Organisations should actively monitor the relevant regulatory authorities for updates or changes regarding COVID-19 and ensure that their policies and plans are updated to align with the latest official rules or recommendations from credible institutions such as the Centre for Disease Control and Prevention, the relevant government authority or the World Health Organisation. This may include updates to the number of days an employee should self-quarantine if they have potentially been exposed to COVID-19, the number of persons that may congregate at the office at the same time, or the manner in which COVID-19 is transmitted.

Oh no, I was phished! What can I do?

You should immediately report any fraudulent activity to your IT department and change all of your passwords and restart
your computer.

If you are worried that you or your business are at risk as a result of the phishing incident or someone has hacked into your system or is holding some of your data ransom, you should report this to the South African Police Services and ask them to open up an investigation. You should work with your company and consider hiring an IT security company or private investigator that specialises in cybercrime investigations to assist you.

Phishing, hacking, identity fraud and computer-related extortion are currently offences under sections 86 and 87 of the Electronic Communications and Transactions Act 25 of 2002. A person found guilty of these offences faces a fine or imprisonment of up to 5 years. A fraudster can also be tried for fraud and theft under the common law.

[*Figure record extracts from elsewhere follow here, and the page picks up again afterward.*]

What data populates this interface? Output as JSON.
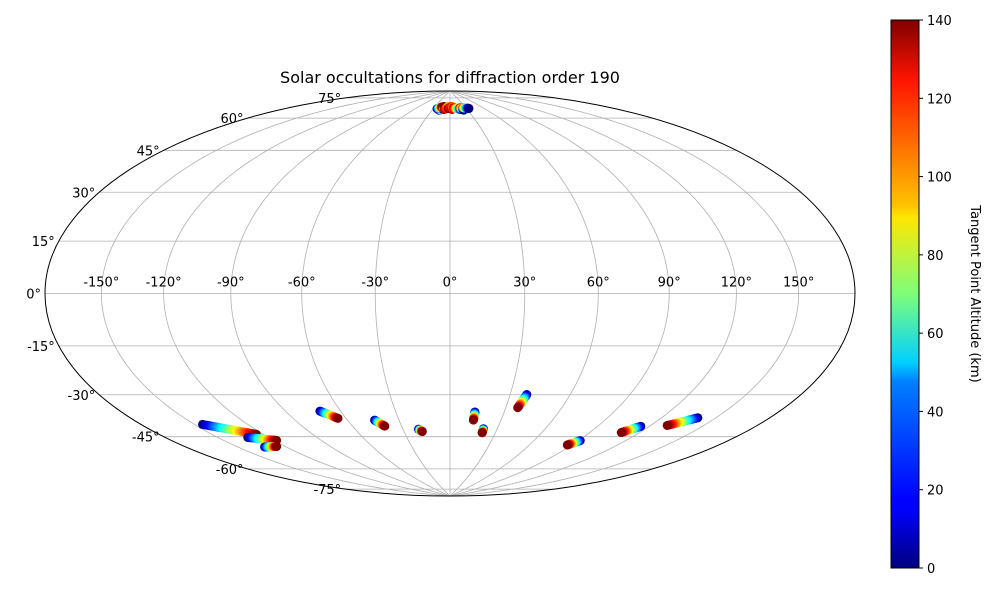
{
  "chart_data": {
    "type": "scatter",
    "projection": "hammer",
    "title": "Solar occultations for diffraction order 190",
    "xlabel": "",
    "ylabel": "",
    "grid": true,
    "lon_ticks": [
      -150,
      -120,
      -90,
      -60,
      -30,
      0,
      30,
      60,
      90,
      120,
      150
    ],
    "lon_tick_labels": [
      "-150°",
      "-120°",
      "-90°",
      "-60°",
      "-30°",
      "0°",
      "30°",
      "60°",
      "90°",
      "120°",
      "150°"
    ],
    "lat_ticks": [
      -75,
      -60,
      -45,
      -30,
      -15,
      0,
      15,
      30,
      45,
      60,
      75
    ],
    "lat_tick_labels": [
      "-75°",
      "-60°",
      "-45°",
      "-30°",
      "-15°",
      "0°",
      "15°",
      "30°",
      "45°",
      "60°",
      "75°"
    ],
    "colorbar": {
      "label": "Tangent Point Altitude (km)",
      "colormap": "jet",
      "range": [
        0,
        140
      ],
      "ticks": [
        0,
        20,
        40,
        60,
        80,
        100,
        120,
        140
      ],
      "tick_labels": [
        "0",
        "20",
        "40",
        "60",
        "80",
        "100",
        "120",
        "140"
      ]
    },
    "occultations": [
      {
        "lon_start": -145.5,
        "lat_start": -45.3,
        "lon_end": -124.1,
        "lat_end": -52.1,
        "alt_start": 0,
        "alt_end": 140
      },
      {
        "lon_start": -132.5,
        "lat_start": -52.5,
        "lon_end": -118.3,
        "lat_end": -55.5,
        "alt_start": 0,
        "alt_end": 140
      },
      {
        "lon_start": -133.7,
        "lat_start": -56.7,
        "lon_end": -125.5,
        "lat_end": -57.5,
        "alt_start": 0,
        "alt_end": 140
      },
      {
        "lon_start": -71.3,
        "lat_start": -46.5,
        "lon_end": -64.6,
        "lat_end": -50.0,
        "alt_start": 0,
        "alt_end": 140
      },
      {
        "lon_start": -44.3,
        "lat_start": -51.7,
        "lon_end": -40.3,
        "lat_end": -54.5,
        "alt_start": 0,
        "alt_end": 140
      },
      {
        "lon_start": -20.1,
        "lat_start": -56.4,
        "lon_end": -18.1,
        "lat_end": -57.5,
        "alt_start": 0,
        "alt_end": 140
      },
      {
        "lon_start": 13.8,
        "lat_start": -48.8,
        "lon_end": 13.8,
        "lat_end": -52.4,
        "alt_start": 0,
        "alt_end": 140
      },
      {
        "lon_start": 21.3,
        "lat_start": -56.2,
        "lon_end": 21.3,
        "lat_end": -58.0,
        "alt_start": 0,
        "alt_end": 140
      },
      {
        "lon_start": 38.3,
        "lat_start": -40.8,
        "lon_end": 36.4,
        "lat_end": -46.5,
        "alt_start": 0,
        "alt_end": 140
      },
      {
        "lon_start": 91.1,
        "lat_start": -58.2,
        "lon_end": 86.8,
        "lat_end": -60.6,
        "alt_start": 0,
        "alt_end": 140
      },
      {
        "lon_start": 115.1,
        "lat_start": -49.6,
        "lon_end": 109.1,
        "lat_end": -52.9,
        "alt_start": 0,
        "alt_end": 140
      },
      {
        "lon_start": 140.0,
        "lat_start": -43.3,
        "lon_end": 129.4,
        "lat_end": -47.7,
        "alt_start": 0,
        "alt_end": 140
      },
      {
        "lon_start": -18.5,
        "lat_start": 79.5,
        "lon_end": -16.5,
        "lat_end": 80.5,
        "alt_start": 0,
        "alt_end": 140
      },
      {
        "lon_start": -23.5,
        "lat_start": 80.2,
        "lon_end": -15.4,
        "lat_end": 81.3,
        "alt_start": 0,
        "alt_end": 140
      },
      {
        "lon_start": -11.5,
        "lat_start": 80.0,
        "lon_end": -12.0,
        "lat_end": 81.5,
        "alt_start": 0,
        "alt_end": 140
      },
      {
        "lon_start": -10.0,
        "lat_start": 80.0,
        "lon_end": -4.0,
        "lat_end": 81.5,
        "alt_start": 140,
        "alt_end": 100
      },
      {
        "lon_start": -3.5,
        "lat_start": 80.5,
        "lon_end": 3.0,
        "lat_end": 81.5,
        "alt_start": 140,
        "alt_end": 120
      },
      {
        "lon_start": 3.5,
        "lat_start": 80.0,
        "lon_end": 5.5,
        "lat_end": 81.3,
        "alt_start": 140,
        "alt_end": 110
      },
      {
        "lon_start": 7.0,
        "lat_start": 80.8,
        "lon_end": 19.0,
        "lat_end": 79.8,
        "alt_start": 140,
        "alt_end": 20
      },
      {
        "lon_start": 19.0,
        "lat_start": 80.8,
        "lon_end": 23.5,
        "lat_end": 79.5,
        "alt_start": 140,
        "alt_end": 0
      },
      {
        "lon_start": 24.5,
        "lat_start": 80.8,
        "lon_end": 34.5,
        "lat_end": 80.2,
        "alt_start": 120,
        "alt_end": 0
      }
    ]
  }
}
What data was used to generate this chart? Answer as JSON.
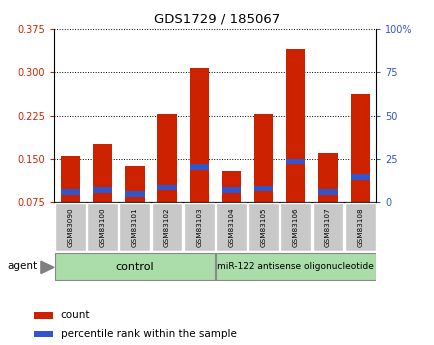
{
  "title": "GDS1729 / 185067",
  "samples": [
    "GSM83090",
    "GSM83100",
    "GSM83101",
    "GSM83102",
    "GSM83103",
    "GSM83104",
    "GSM83105",
    "GSM83106",
    "GSM83107",
    "GSM83108"
  ],
  "count_values": [
    0.155,
    0.175,
    0.138,
    0.228,
    0.308,
    0.128,
    0.228,
    0.34,
    0.16,
    0.262
  ],
  "percentile_values": [
    0.092,
    0.095,
    0.088,
    0.1,
    0.135,
    0.095,
    0.098,
    0.145,
    0.092,
    0.118
  ],
  "ylim": [
    0.075,
    0.375
  ],
  "yticks": [
    0.075,
    0.15,
    0.225,
    0.3,
    0.375
  ],
  "right_yticks": [
    0,
    25,
    50,
    75,
    100
  ],
  "bar_color": "#cc2200",
  "percentile_color": "#3355cc",
  "group1_label": "control",
  "group2_label": "miR-122 antisense oligonucleotide",
  "group_bg_color": "#aaddaa",
  "tick_bg_color": "#c8c8c8",
  "bar_width": 0.6,
  "left_label_color": "#cc2200",
  "right_label_color": "#3355cc",
  "bg_color": "#ffffff"
}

If you are able to locate the perpetrator, you can also bring a delictual claim against them and receive monetary compensation for any financial losses suffered. You can also bring an interdict against the perpetrator to prevent them from sharing any of your data and get them to return data that is in their possession to you.

Can I be held liable for distributing ‘fake news’ about COVID-19?

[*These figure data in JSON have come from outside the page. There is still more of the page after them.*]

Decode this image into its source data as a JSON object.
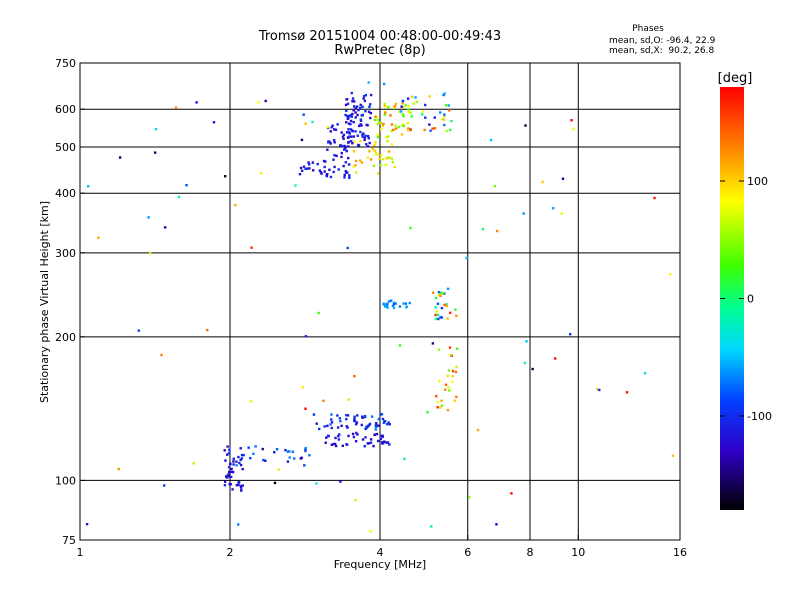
{
  "chart_data": {
    "type": "scatter",
    "title": "Tromsø 20151004 00:48:00-00:49:43",
    "subtitle": "RwPretec (8p)",
    "xlabel": "Frequency [MHz]",
    "ylabel": "Stationary phase Virtual Height [km]",
    "xscale": "log",
    "yscale": "log",
    "xlim": [
      1,
      16
    ],
    "ylim": [
      75,
      750
    ],
    "xticks": [
      1,
      2,
      4,
      6,
      8,
      10,
      16
    ],
    "yticks": [
      75,
      100,
      200,
      300,
      400,
      500,
      600,
      750
    ],
    "grid_x": [
      2,
      4,
      6,
      8,
      10
    ],
    "grid_y": [
      100,
      200,
      300,
      400,
      500,
      600
    ],
    "grid": true,
    "phase_stats": {
      "heading": "Phases",
      "line_o": "mean, sd,O: -96.4, 22.9",
      "line_x": "mean, sd,X:  90.2, 26.8"
    },
    "colorbar": {
      "label": "[deg]",
      "range": [
        -180,
        180
      ],
      "ticks": [
        100,
        0,
        -100
      ],
      "colormap": "rainbow"
    },
    "clusters": [
      {
        "xr": [
          1.95,
          2.12
        ],
        "yr": [
          95,
          118
        ],
        "n": 45,
        "pr": [
          -130,
          -100
        ]
      },
      {
        "xr": [
          2.05,
          2.9
        ],
        "yr": [
          107,
          118
        ],
        "n": 25,
        "pr": [
          -140,
          -60
        ]
      },
      {
        "xr": [
          2.9,
          4.2
        ],
        "yr": [
          128,
          138
        ],
        "n": 55,
        "pr": [
          -130,
          -70
        ]
      },
      {
        "xr": [
          3.1,
          4.2
        ],
        "yr": [
          118,
          126
        ],
        "n": 45,
        "pr": [
          -135,
          -100
        ]
      },
      {
        "xr": [
          4.0,
          4.7
        ],
        "yr": [
          230,
          240
        ],
        "n": 20,
        "pr": [
          -80,
          -50
        ]
      },
      {
        "xr": [
          5.1,
          5.7
        ],
        "yr": [
          215,
          250
        ],
        "n": 25,
        "pr": [
          -140,
          180
        ]
      },
      {
        "xr": [
          5.1,
          5.7
        ],
        "yr": [
          140,
          190
        ],
        "n": 25,
        "pr": [
          40,
          180
        ]
      },
      {
        "xr": [
          2.75,
          3.2
        ],
        "yr": [
          425,
          470
        ],
        "n": 20,
        "pr": [
          -130,
          -100
        ]
      },
      {
        "xr": [
          3.1,
          3.5
        ],
        "yr": [
          430,
          560
        ],
        "n": 55,
        "pr": [
          -130,
          -100
        ]
      },
      {
        "xr": [
          3.4,
          3.85
        ],
        "yr": [
          500,
          650
        ],
        "n": 80,
        "pr": [
          -130,
          -90
        ]
      },
      {
        "xr": [
          3.5,
          4.3
        ],
        "yr": [
          440,
          520
        ],
        "n": 35,
        "pr": [
          50,
          130
        ]
      },
      {
        "xr": [
          3.9,
          4.6
        ],
        "yr": [
          520,
          620
        ],
        "n": 45,
        "pr": [
          30,
          140
        ]
      },
      {
        "xr": [
          4.4,
          5.6
        ],
        "yr": [
          540,
          650
        ],
        "n": 40,
        "pr": [
          -130,
          170
        ]
      }
    ]
  }
}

The publication and dissemination of ‘fake news’ in South Africa is not generally prohibited but new regulations published under the Disaster Management Act, 2002 on 18 March 2020 regarding COVID-19 state that “any person who publishes any statement, through any medium, including social media, with the intention to deceive any other person about (a) COVID-19; (b) COVID-19 infection status of any person; or (c) any measure taken by the Government to address COVID-19, commits an offence and is liable on conviction to a fine or imprisonment for a period not exceeding six months, or both such fine and imprisonment.”

The intention of the regulation is to avoid the malicious spreading of false news and unnecessarily creating panic in the public. The public should critically review information it receives about COVID-19 and the source of such information. The above quoted regulation is limited to the publishing of any statement regarding COVID-19 and not generally to ‘fake news’ (in the colloquial understood sense).

When sharing information regarding COVID-19 on social media, it is imperative to ensure that this information is obtained from accredited institutions such as official government channels of communication, medical journals, the World Health Organisation or the Center for Disease Control and Prevention.

To quote the director-general of the World Health Organisation, Tedros Adhanom Ghebreyesus, “We’re not just fighting an epidemic; we’re fighting an infodemic. Fake news spreads faster and more easily than this virus, and it [is] just as dangerous”.